Die Bindung der Benutzer gelingt in Second Life schlecht, wenn sich die Information über ein Unternehmen lediglich durch einen Link zur Homepage erschließt. Denn die 3D-Welt bietet mehr als genug Möglichkeiten, Informationen in Wort, Schrift und bewegten Bildern direkt an Ort und Stelle zu präsentieren. Ganz ohne Umwege.

• Kontinuierlicher Content

Eine einzelne oder stets gleiche Aktion wird nicht in der Lage sein, Besucher über längere Zeit zu halten. Wechselnde Inhalte sollten selbstverständlich sein, genauso wie die kontinuierliche Steuerung und Überwachung des Angebots. Was sich ebenfalls bezahlt machen kann, ist die Bildung virtueller Brand-Communities und die Erstellung von Gruppen.

• Kommunikation

Zum Hinweis auf eigene Events eignen sich die Kommunikationskanäle in Second Life. Zeitungen, Radio- und Fernsehsender sind dort präsent, Anzeigen, Außenwerbung, Sponsoring sowie Events - all das ist möglich. Neben einer passenden Einführungskampagne ist auch auf Second Life der Einsatz ursprüngliche Kommunikations- medien zu empfehlen.

• Second Life verstehen

Basis für eine funktionierende Präsenz in Second Life, mit welchem Ziel sie auch immer eröffnet werden mag, ist die gründliche Beschäftigung mit dieser virtuellen Welt. Alle in das Projekt involvierten Personen sollten im Vorfeld der Planung diese Welt ausführlich kennen lernen und die Reaktion der User auf verschiedenste Angebote im Auge behalten.

Fazit

Benutzer suchen interessante Orte und Interaktivität. Auch emotionale Aspekte, die eine Interaktion zwischen den Benutzern fördern, sind im Metaversum gern gesehen. All dies sind die Mittel, die einen "Value-to-the-Costumer" aufbauen. Linden Labs ist im Jahr 2007 unter Zugzwang, da mittlerweile - so Insider - bereits zehn neue Konkurrenz-Plattformen für virtuelle Welten in den Startlöchern stehen. Auf ihrem noch großen Vorsprung kann sich die Softwareschmiede nicht ausruhen, wenn sie der zukünftige Standard für 3D-Welten werden will. Nur eins ist sicher: Alle Unternehmen, die sich heute intensiv mit Second Life beschäftigen, sind im günstigen Fall mit ihren ersten Erfahrungen gegenüber Zauderern in diesem Medium einen Schritt voraus.

3D-Mehrwert bieten

Angesichts des Rummels um Second Life fühlen sich viele gar in die Aufbruchstimmung des frühen Web zurückversetzt. Einige neue virtuelle Präsenzen realer Unternehmen erinnern allerdings tatsächlich an Fehler, die in den 90er Jahren häufig gemacht wurden. Viele Firmen-Homepages waren damals eine Eins-zu-eins-Übertragung der letzten gedruckten Imagebroschüre, die Möglichkeiten einer Online-Version wurden weitgehend ignoriert. Ähnliche Ansätze sind bei langweiligen Second-Life-Dependancen zu beobachten, die einfach aus dem klassischen Internet-Auftritt übertragen werden und keinen 3D-Mehrwert bieten. Im schlimmsten Fall werden die SL-Nutzer per externen Link sogar ins Web geschickt, und der Avatar ist außen vor.

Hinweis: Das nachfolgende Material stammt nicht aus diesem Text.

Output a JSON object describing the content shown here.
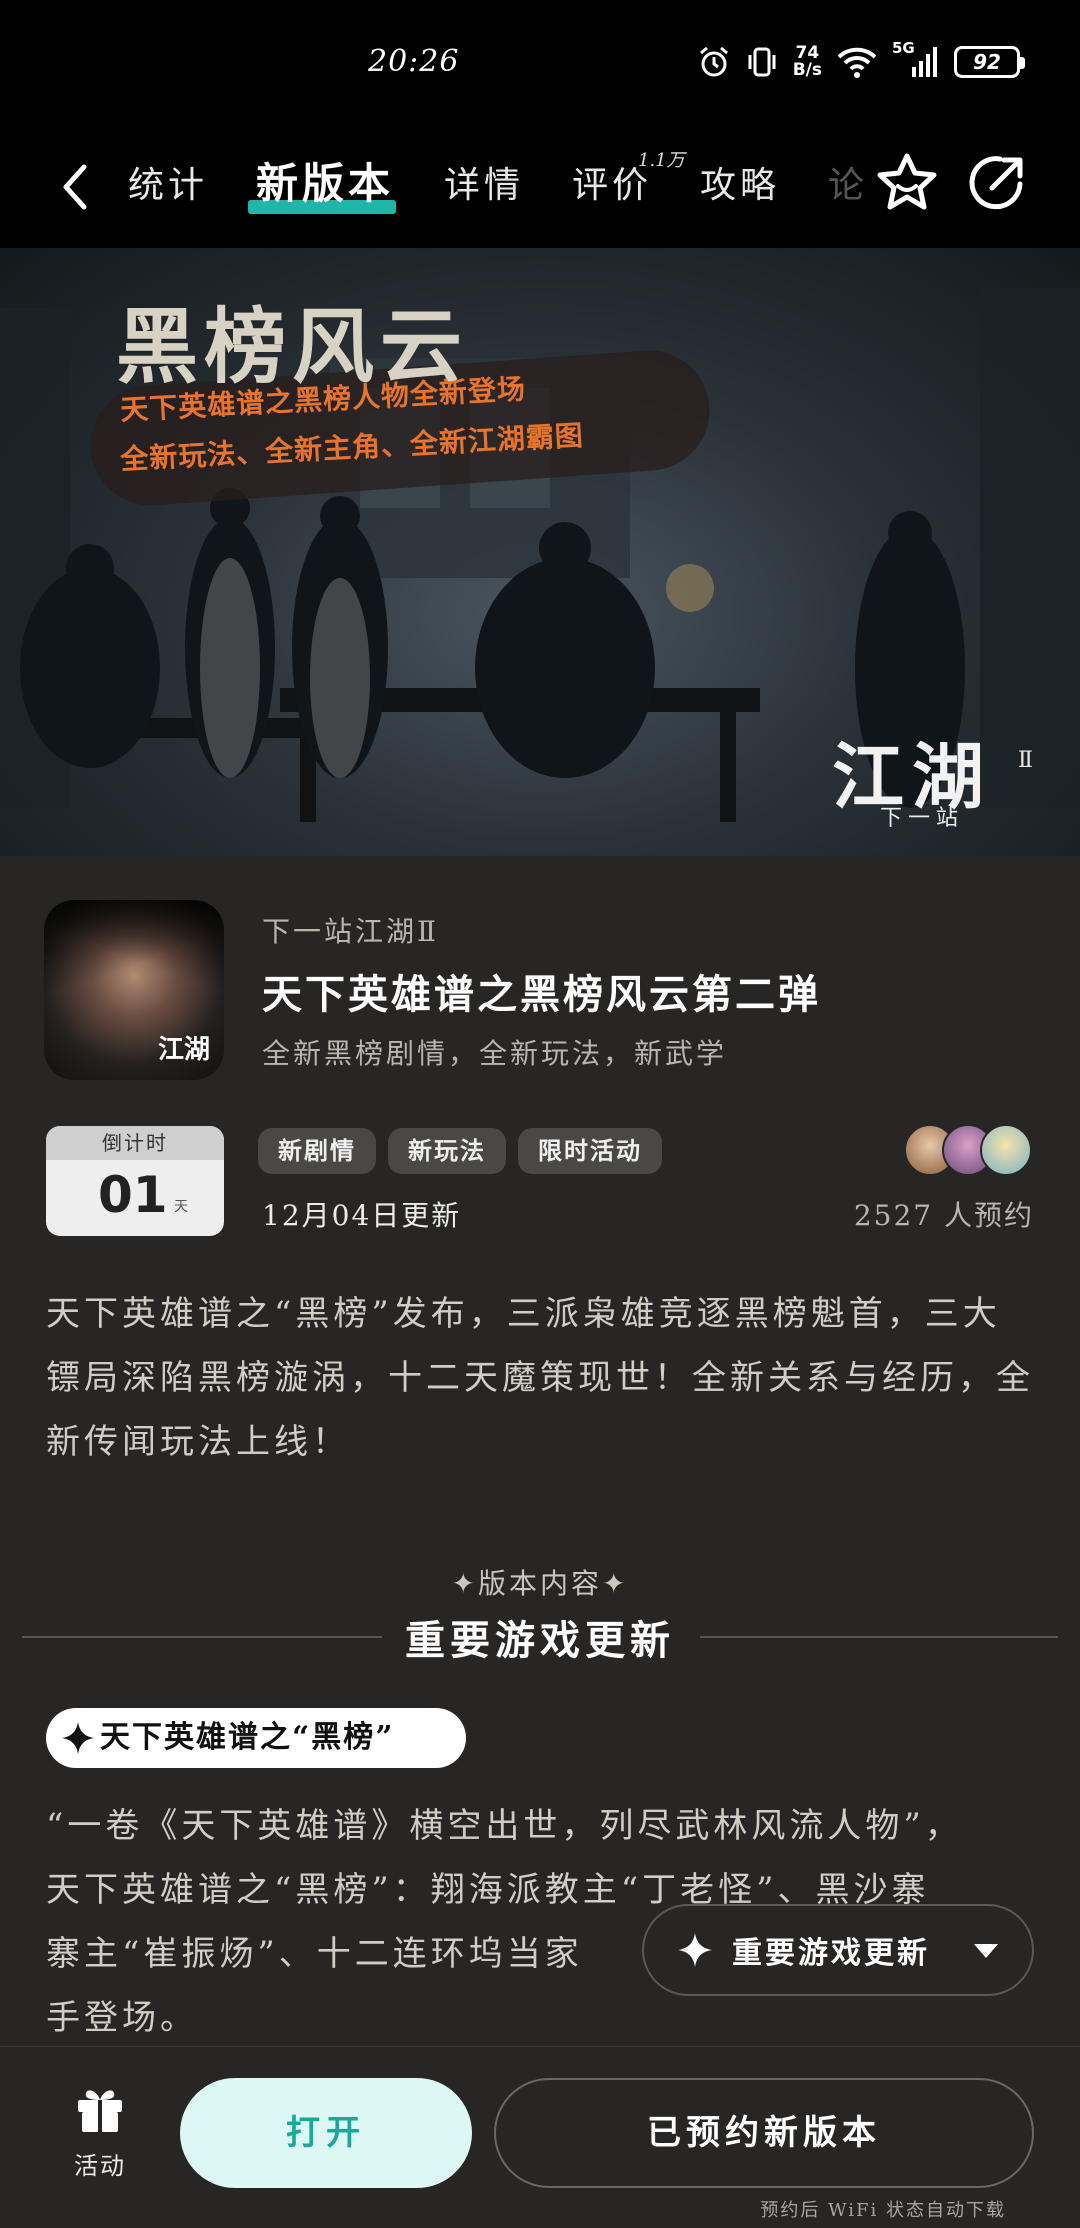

Reale Kosten, virtueller Nutzen

Die Preise für eine Präsenz mit einem kleinen Stück Land sind vergleichbar mit den Beträgen, die für Erstellung und Unterhalt einer einfachen Website anfallen. Eine solche kostengünstige Lösung birgt jedoch die Gefahr unangenehmer Nachbarschaft in sich. Eine eigene Insel schlägt mit einer einmaligen Anschaffungsgebühr von 1675 Dollar zu Buche, pro Monat müssen 295 Dollar Hosting-Gebühren entrichtet werden. Große Präsenzen sind ab rund 15000 Euro zu haben - nach oben sind keine Grenzen gesetzt. Die Mitte April 2007 eröffnete EnBW-Dependance lässt beispielsweise durch eine äußerst repräsentative Architektur und aufwändige Konzeption auf ein kleines sechsstelliges Budget schließen.

Dafür bietet die virtuelle 3D-Welt jedem Nutzer die Möglichkeit, seine käuflich erworbene oder gemietete Umgebung selbst zu gestalten, in Form eines Avatars mit anderen in Kontakt zu treten, Gegenstände selbst zu erstellen, zu verkaufen oder Dienstleistungen anzubieten. Eines der größten Themen in Second Life ist die Interaktion - die Möglichkeit, Unterhaltungen zu führen, den eigenen Avatar zu gestalten, zu animieren, aber auch Musik abzuspielen oder Videos zu sehen. Die medienspezifischen Vorteile der Plattform sollten bei der Planung einer Firmenpräsenz nie außer Acht gelassen werden, wenn sich irgendjemand "Inworld" für die Firma interessieren soll.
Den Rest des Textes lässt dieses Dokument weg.